矢印のところに黒いテープを貼りました 映り込みが目立たなくなりました

ミタケの乳歯 3月22日

  トラのミタケは1歳9ヶ月のヤンチャ盛り。昨年5月に長野市茶臼山動物園からやってきて、早10ヶ月になりました。最初に出会った頃は、下顎犬歯の2本の乳歯がまだ残っていました。 伸びつつある永久歯と二重に重なっていましたが、皆さんご存知でしたでしょうか?現在はミタケも成長し、乳歯は2本共に脱落しています。左の写真は抜けそうで抜けない乳歯がまだ残っていた頃(令和元年12月27日撮影)で、 右の写真は成長した永久歯のみのミタケです。

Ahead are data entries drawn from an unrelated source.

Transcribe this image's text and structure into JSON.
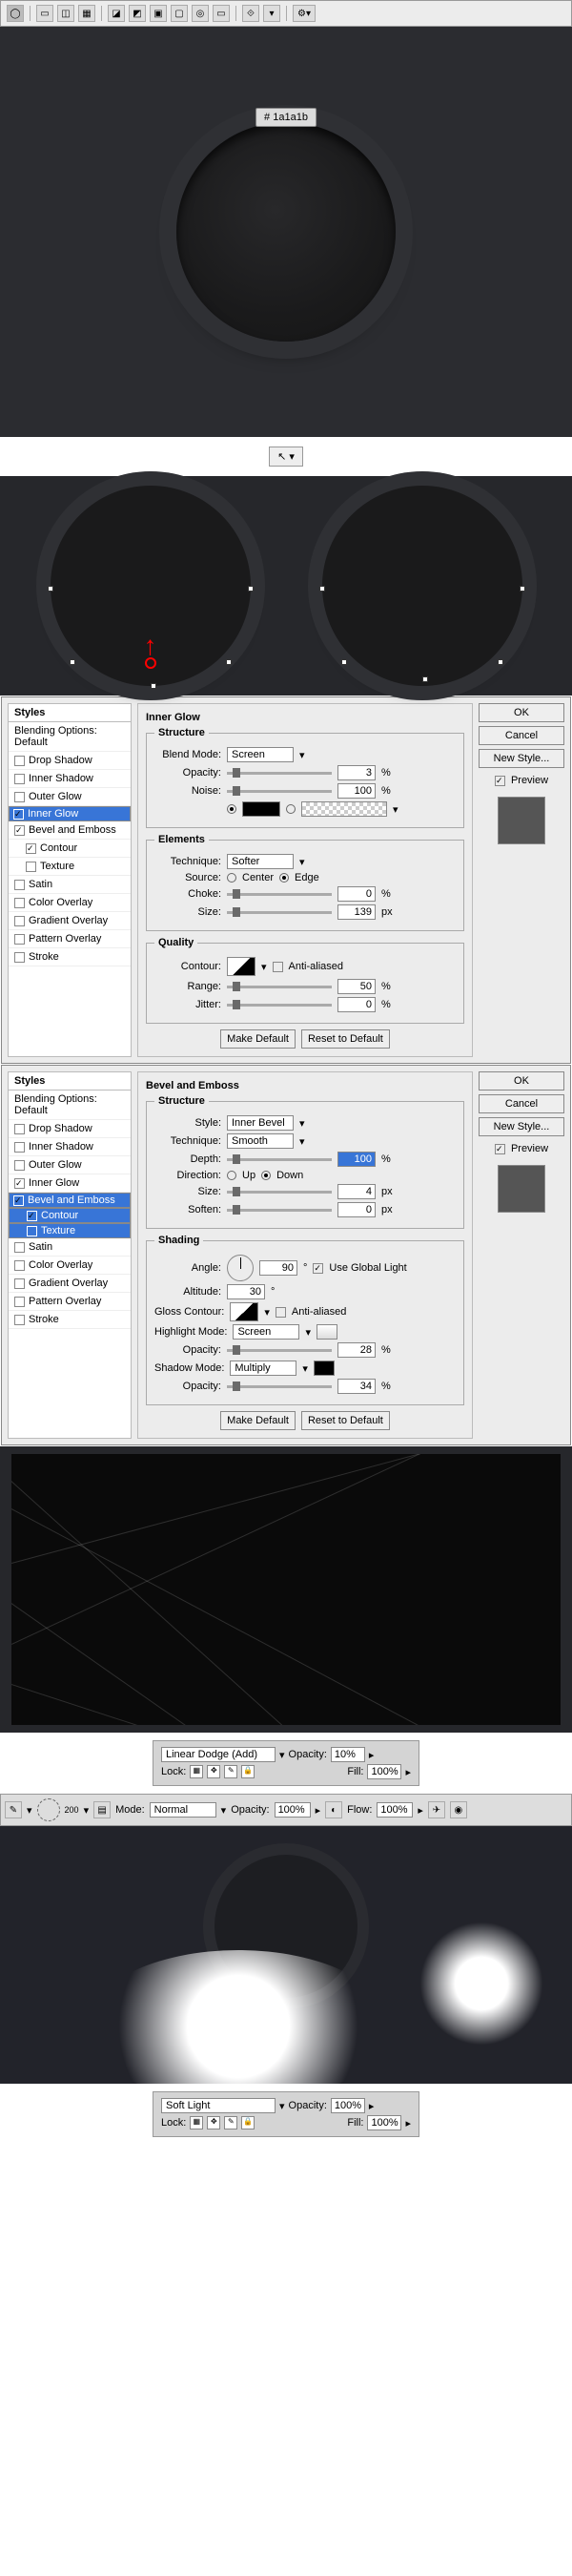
{
  "toolbar": {
    "hex": "# 1a1a1b"
  },
  "cursor_btn": "↖ ▾",
  "dlg1": {
    "title": "Inner Glow",
    "styles_hd": "Styles",
    "blend_opt": "Blending Options: Default",
    "items": [
      "Drop Shadow",
      "Inner Shadow",
      "Outer Glow",
      "Inner Glow",
      "Bevel and Emboss",
      "Contour",
      "Texture",
      "Satin",
      "Color Overlay",
      "Gradient Overlay",
      "Pattern Overlay",
      "Stroke"
    ],
    "structure": "Structure",
    "blend_mode_lbl": "Blend Mode:",
    "blend_mode": "Screen",
    "opacity_lbl": "Opacity:",
    "opacity": "3",
    "pct": "%",
    "noise_lbl": "Noise:",
    "noise": "100",
    "elements": "Elements",
    "technique_lbl": "Technique:",
    "technique": "Softer",
    "source_lbl": "Source:",
    "center": "Center",
    "edge": "Edge",
    "choke_lbl": "Choke:",
    "choke": "0",
    "size_lbl": "Size:",
    "size": "139",
    "px": "px",
    "quality": "Quality",
    "contour_lbl": "Contour:",
    "aa": "Anti-aliased",
    "range_lbl": "Range:",
    "range": "50",
    "jitter_lbl": "Jitter:",
    "jitter": "0",
    "make_def": "Make Default",
    "reset_def": "Reset to Default",
    "ok": "OK",
    "cancel": "Cancel",
    "newstyle": "New Style...",
    "preview": "Preview"
  },
  "dlg2": {
    "title": "Bevel and Emboss",
    "structure": "Structure",
    "style_lbl": "Style:",
    "style": "Inner Bevel",
    "technique_lbl": "Technique:",
    "technique": "Smooth",
    "depth_lbl": "Depth:",
    "depth": "100",
    "direction_lbl": "Direction:",
    "up": "Up",
    "down": "Down",
    "size_lbl": "Size:",
    "size": "4",
    "soften_lbl": "Soften:",
    "soften": "0",
    "shading": "Shading",
    "angle_lbl": "Angle:",
    "angle": "90",
    "ugl": "Use Global Light",
    "altitude_lbl": "Altitude:",
    "altitude": "30",
    "gloss_lbl": "Gloss Contour:",
    "aa": "Anti-aliased",
    "hmode_lbl": "Highlight Mode:",
    "hmode": "Screen",
    "hopacity": "28",
    "smode_lbl": "Shadow Mode:",
    "smode": "Multiply",
    "sopacity": "34",
    "opacity_lbl": "Opacity:",
    "pct": "%",
    "px": "px",
    "make_def": "Make Default",
    "reset_def": "Reset to Default",
    "ok": "OK",
    "cancel": "Cancel",
    "newstyle": "New Style...",
    "preview": "Preview"
  },
  "lp1": {
    "mode": "Linear Dodge (Add)",
    "opacity_lbl": "Opacity:",
    "opacity": "10%",
    "lock": "Lock:",
    "fill_lbl": "Fill:",
    "fill": "100%"
  },
  "brush": {
    "size": "200",
    "mode_lbl": "Mode:",
    "mode": "Normal",
    "opacity_lbl": "Opacity:",
    "opacity": "100%",
    "flow_lbl": "Flow:",
    "flow": "100%"
  },
  "lp2": {
    "mode": "Soft Light",
    "opacity_lbl": "Opacity:",
    "opacity": "100%",
    "lock": "Lock:",
    "fill_lbl": "Fill:",
    "fill": "100%"
  }
}
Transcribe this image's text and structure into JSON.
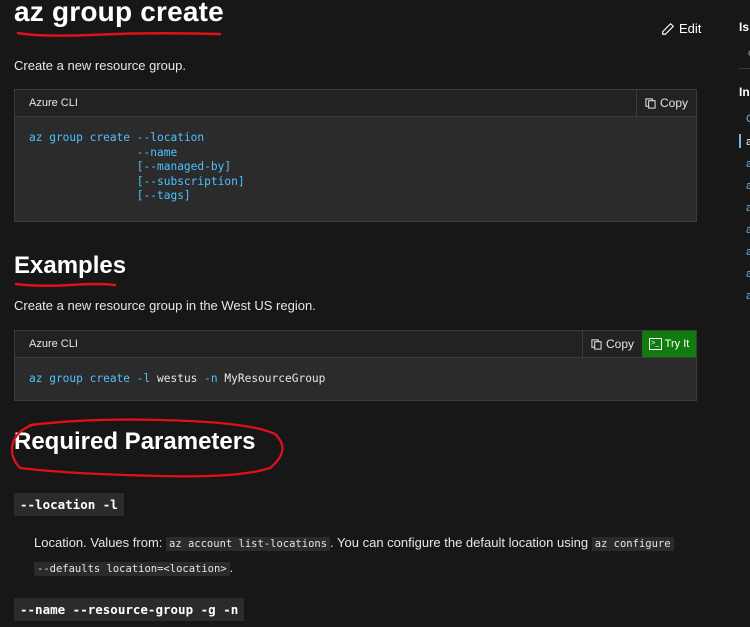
{
  "page": {
    "title": "az group create",
    "edit_label": "Edit",
    "description": "Create a new resource group."
  },
  "syntax_block": {
    "language": "Azure CLI",
    "copy_label": "Copy",
    "lines": [
      [
        "az group create",
        "--location"
      ],
      [
        "",
        "--name"
      ],
      [
        "",
        "[--managed-by]"
      ],
      [
        "",
        "[--subscription]"
      ],
      [
        "",
        "[--tags]"
      ]
    ]
  },
  "examples": {
    "heading": "Examples",
    "description": "Create a new resource group in the West US region.",
    "language": "Azure CLI",
    "copy_label": "Copy",
    "try_label": "Try It",
    "command_parts": [
      "az group create ",
      "-l",
      " westus ",
      "-n",
      " MyResourceGroup"
    ]
  },
  "required": {
    "heading": "Required Parameters",
    "location_param": "--location -l",
    "location_desc_1": "Location. Values from: ",
    "location_code_1": "az account list-locations",
    "location_desc_2": ". You can configure the default location using ",
    "location_code_2a": "az configure",
    "location_code_2b": "--defaults location=<location>",
    "location_desc_3": ".",
    "name_param": "--name --resource-group -g -n"
  },
  "sidebar": {
    "heading_1": "Is",
    "heading_1_item": "e",
    "heading_2": "In",
    "items": [
      "C",
      "a",
      "a",
      "a",
      "a",
      "a",
      "a",
      "a",
      "a"
    ]
  },
  "colors": {
    "background": "#171717",
    "code_bg": "#2b2b2b",
    "link_blue": "#4fc1ff",
    "try_green": "#107c10",
    "annotation_red": "#e0101a"
  }
}
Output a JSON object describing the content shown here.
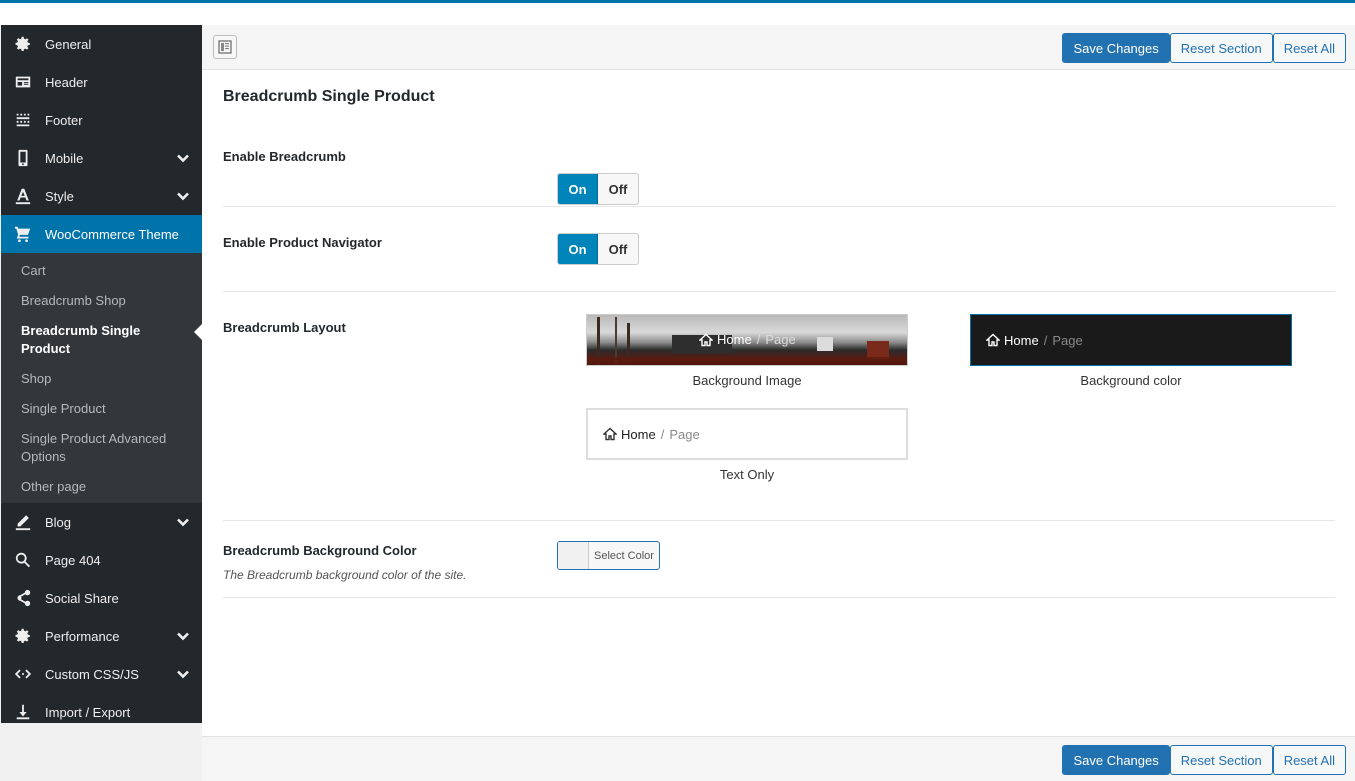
{
  "sidebar": {
    "items": [
      {
        "label": "General",
        "icon": "gear-icon"
      },
      {
        "label": "Header",
        "icon": "header-icon"
      },
      {
        "label": "Footer",
        "icon": "footer-icon"
      },
      {
        "label": "Mobile",
        "icon": "mobile-icon"
      },
      {
        "label": "Style",
        "icon": "style-icon"
      },
      {
        "label": "WooCommerce Theme",
        "icon": "cart-icon"
      },
      {
        "label": "Blog",
        "icon": "pen-icon"
      },
      {
        "label": "Page 404",
        "icon": "search-icon"
      },
      {
        "label": "Social Share",
        "icon": "share-icon"
      },
      {
        "label": "Performance",
        "icon": "gear-icon"
      },
      {
        "label": "Custom CSS/JS",
        "icon": "code-icon"
      },
      {
        "label": "Import / Export",
        "icon": "download-icon"
      }
    ],
    "submenu": [
      "Cart",
      "Breadcrumb Shop",
      "Breadcrumb Single Product",
      "Shop",
      "Single Product",
      "Single Product Advanced Options",
      "Other page"
    ]
  },
  "toolbar": {
    "save_label": "Save Changes",
    "reset_section_label": "Reset Section",
    "reset_all_label": "Reset All"
  },
  "main": {
    "section_title": "Breadcrumb Single Product",
    "enable_breadcrumb": {
      "label": "Enable Breadcrumb",
      "on": "On",
      "off": "Off",
      "value": "On"
    },
    "enable_navigator": {
      "label": "Enable Product Navigator",
      "on": "On",
      "off": "Off",
      "value": "On"
    },
    "layout": {
      "label": "Breadcrumb Layout",
      "home": "Home",
      "sep": "/",
      "page": "Page",
      "options": [
        "Background Image",
        "Background color",
        "Text Only"
      ],
      "selected": "Background color"
    },
    "bg_color": {
      "label": "Breadcrumb Background Color",
      "description": "The Breadcrumb background color of the site.",
      "button": "Select Color"
    }
  },
  "colors": {
    "accent": "#0073aa",
    "sidebar_bg": "#23282d",
    "switch_on": "#0085ba",
    "button_blue": "#2271b1"
  }
}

 そしてトラといえば、只今動物学習センターでは、特別展「われらネコ族」を開催中です。
可愛いだけじゃない。ちょっとこわい猛獣の秘密も体感できちゃいますよ~ (獣医師 北川 和也)

ミタケ乳歯の写真 特別展の写真

トキの巣台設置しました 3月20日

 3月から4月にかけてトキは、繁殖のため巣作りを行います。現在、トキ里山館で飼育しているのはBOペアという若いペアなので、もしかすると自力でどこかに巣を作り始めるのでは?と担当として淡い期待をしていました。しかし、なかなか巣作りをする様子や繁殖に向けて行動する様子が見られなかったため、先日の休園日に人工的な巣台を設置しました。
 まだ巣台に対して、BOペアは警戒しているように見えますが、たまに巣台に乗って巣材をいじっている様子が観察されています。早く自力で巣材を運んで巣作りをし、そして産卵へとスムーズに進んでほしいと願うばかりです。
 なお、BOペアと共に展示中だったオスの若鳥1羽は、今後の繁殖に影響が出る可能性があるため、非公開ケージへと移動しています。これからBOペアとメスの若鳥1羽の3羽の展示となります。ご承知おきください(木村元大)。